İbnü Abbas (Radıyallâhu Anhumâ)dan rivâyet edilen bir hadîs-i şerîfte Rasûlüllâh (Sallallâhu Aleyhi ve Sellem) şöyle buyurmuştur: “Terviye (Zilhiccenin sekizinci) gününün orucu, bir seneye, Arefe gününün orucu ise, iki seneye keffârettir.”[1]
Hazreti Âişe (Radıyallâhu Anhâ)dan gelen bir rivayete göre: “Terviye günü orucuna karşı, bin köle azadı, bin deve kurbanı ve Allâh yolunda cihada bin at bağışı sevabı vardır.”[2]

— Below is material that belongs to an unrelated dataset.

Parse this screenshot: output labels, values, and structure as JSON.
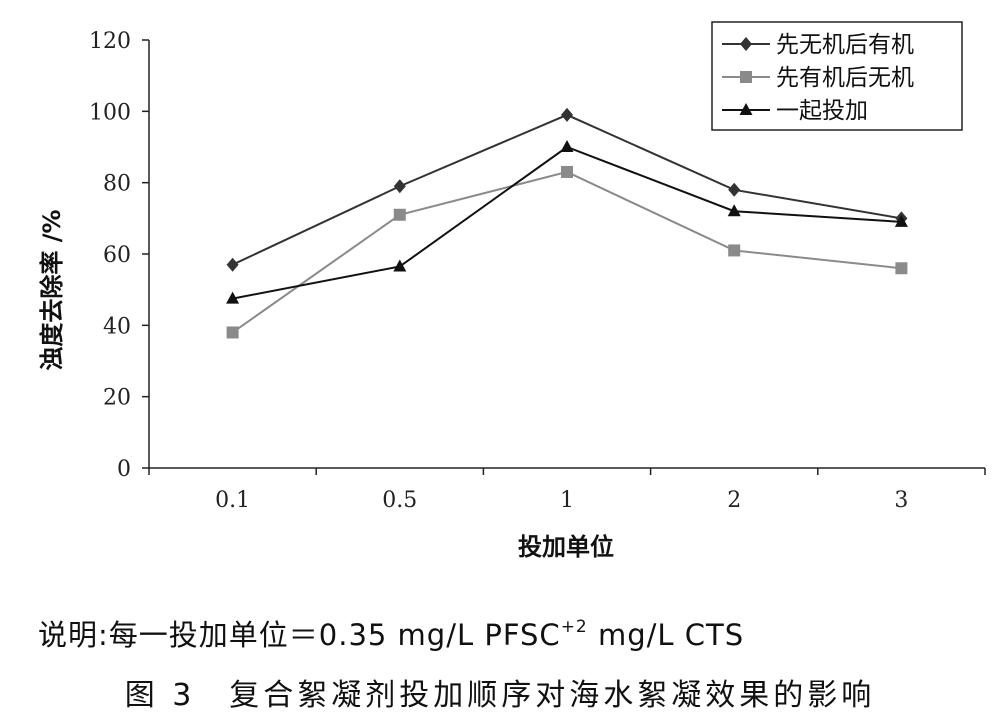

Arefe Gününün Fazîletleri ve Orucu
Arefe günü, şeytanın sene içinde hiç olmadığı kadar zelil olduğu, ecir ve mükâfatların katbekat katlandığı, insanların kitleler hâlinde bağışlandıkları umumî affın söz konusu olduğu mübârek bir gündür. Bu günde hayır ve hasenâtta bulunmalı, tasadduk edilmelidir. Arefe günü oruç tutmak müstehâbdır. Arefe Gününün fazîletleri hakkında mâlumat edinmek için tıklayınız…

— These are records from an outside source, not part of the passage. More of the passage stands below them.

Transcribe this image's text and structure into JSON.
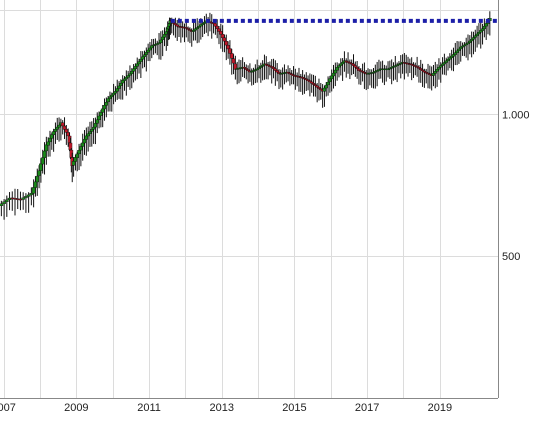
{
  "chart_data": {
    "type": "candlestick",
    "title": "",
    "xlabel": "",
    "ylabel": "",
    "y_scale": "log",
    "ylim": [
      250,
      1750
    ],
    "xlim": [
      2006.9,
      2020.6
    ],
    "grid": true,
    "y_axis_side": "right",
    "x_tick_labels": [
      "2007",
      "2009",
      "2011",
      "2013",
      "2015",
      "2017",
      "2019"
    ],
    "x_tick_values": [
      2007,
      2009,
      2011,
      2013,
      2015,
      2017,
      2019
    ],
    "y_tick_labels": [
      "1.000",
      "500"
    ],
    "y_tick_values": [
      1000,
      500
    ],
    "colors": {
      "up": "#1a8a1a",
      "down": "#c0182a",
      "wick": "#111111",
      "level_line": "#1c1fa8"
    },
    "level_line": {
      "value": 1580,
      "from": 2011.6,
      "to": 2020.6,
      "style": "dotted"
    },
    "series": [
      {
        "x": [
          2006.9,
          2007.2,
          2007.5,
          2007.8,
          2008.0,
          2008.2,
          2008.4,
          2008.6,
          2008.8,
          2008.9,
          2009.1,
          2009.3,
          2009.5,
          2009.7,
          2009.9,
          2010.1,
          2010.3,
          2010.5,
          2010.7,
          2010.9,
          2011.1,
          2011.3,
          2011.5,
          2011.6,
          2011.8,
          2012.0,
          2012.2,
          2012.4,
          2012.6,
          2012.8,
          2013.0,
          2013.2,
          2013.4,
          2013.6,
          2013.8,
          2014.0,
          2014.2,
          2014.4,
          2014.6,
          2014.8,
          2015.0,
          2015.2,
          2015.4,
          2015.6,
          2015.8,
          2016.0,
          2016.2,
          2016.4,
          2016.6,
          2016.8,
          2017.0,
          2017.2,
          2017.4,
          2017.6,
          2017.8,
          2018.0,
          2018.2,
          2018.4,
          2018.6,
          2018.8,
          2019.0,
          2019.2,
          2019.4,
          2019.6,
          2019.8,
          2020.0,
          2020.2,
          2020.4
        ],
        "y": [
          640,
          665,
          660,
          680,
          760,
          860,
          920,
          960,
          900,
          780,
          840,
          900,
          940,
          1010,
          1080,
          1120,
          1180,
          1220,
          1280,
          1340,
          1400,
          1420,
          1500,
          1580,
          1540,
          1530,
          1500,
          1540,
          1580,
          1560,
          1480,
          1380,
          1250,
          1260,
          1230,
          1250,
          1280,
          1260,
          1220,
          1230,
          1210,
          1200,
          1180,
          1150,
          1120,
          1190,
          1260,
          1300,
          1280,
          1240,
          1220,
          1230,
          1250,
          1250,
          1270,
          1290,
          1280,
          1260,
          1230,
          1210,
          1260,
          1300,
          1340,
          1390,
          1420,
          1470,
          1520,
          1600
        ]
      }
    ]
  }
}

Arefe Günü Oruç Tutmanın Fazîletiyle İlgili Hadîs-i Şerîflerden Birkaçı
Ebû Katâde (Radıyallâhu Anh)dan rivayet edilen bir hadîs-i şerifte Rasûlullâh (Sallallâhu Aleyhi ve Sellem) şöyle buyurmuştur: ‘’Arefe günü orucu geçen sene(nin günahları) için de gelecek sene için de kefarettir.’’[3]

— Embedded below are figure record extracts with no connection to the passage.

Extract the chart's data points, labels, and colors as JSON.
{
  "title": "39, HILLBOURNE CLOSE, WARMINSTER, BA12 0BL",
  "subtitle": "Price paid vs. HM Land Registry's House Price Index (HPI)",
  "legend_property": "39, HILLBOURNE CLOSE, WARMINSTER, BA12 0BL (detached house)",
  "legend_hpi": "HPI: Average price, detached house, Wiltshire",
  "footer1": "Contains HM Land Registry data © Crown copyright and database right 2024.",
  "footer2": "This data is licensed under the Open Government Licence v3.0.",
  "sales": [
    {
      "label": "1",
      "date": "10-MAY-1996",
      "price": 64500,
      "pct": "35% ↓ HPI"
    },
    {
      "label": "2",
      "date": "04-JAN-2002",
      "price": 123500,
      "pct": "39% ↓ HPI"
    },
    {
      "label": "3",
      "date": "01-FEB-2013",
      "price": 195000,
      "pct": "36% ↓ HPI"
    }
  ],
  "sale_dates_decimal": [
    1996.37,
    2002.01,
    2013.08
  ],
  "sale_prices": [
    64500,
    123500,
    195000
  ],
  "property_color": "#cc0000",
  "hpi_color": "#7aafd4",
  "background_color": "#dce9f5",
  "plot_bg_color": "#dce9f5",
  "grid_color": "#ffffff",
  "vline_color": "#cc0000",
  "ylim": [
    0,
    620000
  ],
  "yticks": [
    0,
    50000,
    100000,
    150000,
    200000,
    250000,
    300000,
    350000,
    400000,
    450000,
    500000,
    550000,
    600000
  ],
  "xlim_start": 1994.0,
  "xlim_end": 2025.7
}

İbnu Abbâs (Radiyallâhu Anhumâ)dan rivayet edilen edilen bir hadîs-i şerifte Rasûlullâh (Sallallâhu Aleyhi ve Sellem) şöyle buyurmuştur: ‘’(Zilhicce’nin)on gün(ün)den her birinin orucu bir senelik oruca denktir.’’ Arefe gününün orucu iki seneye, Aşurâ gününün orucu ise bir seneye denktir.’’[4]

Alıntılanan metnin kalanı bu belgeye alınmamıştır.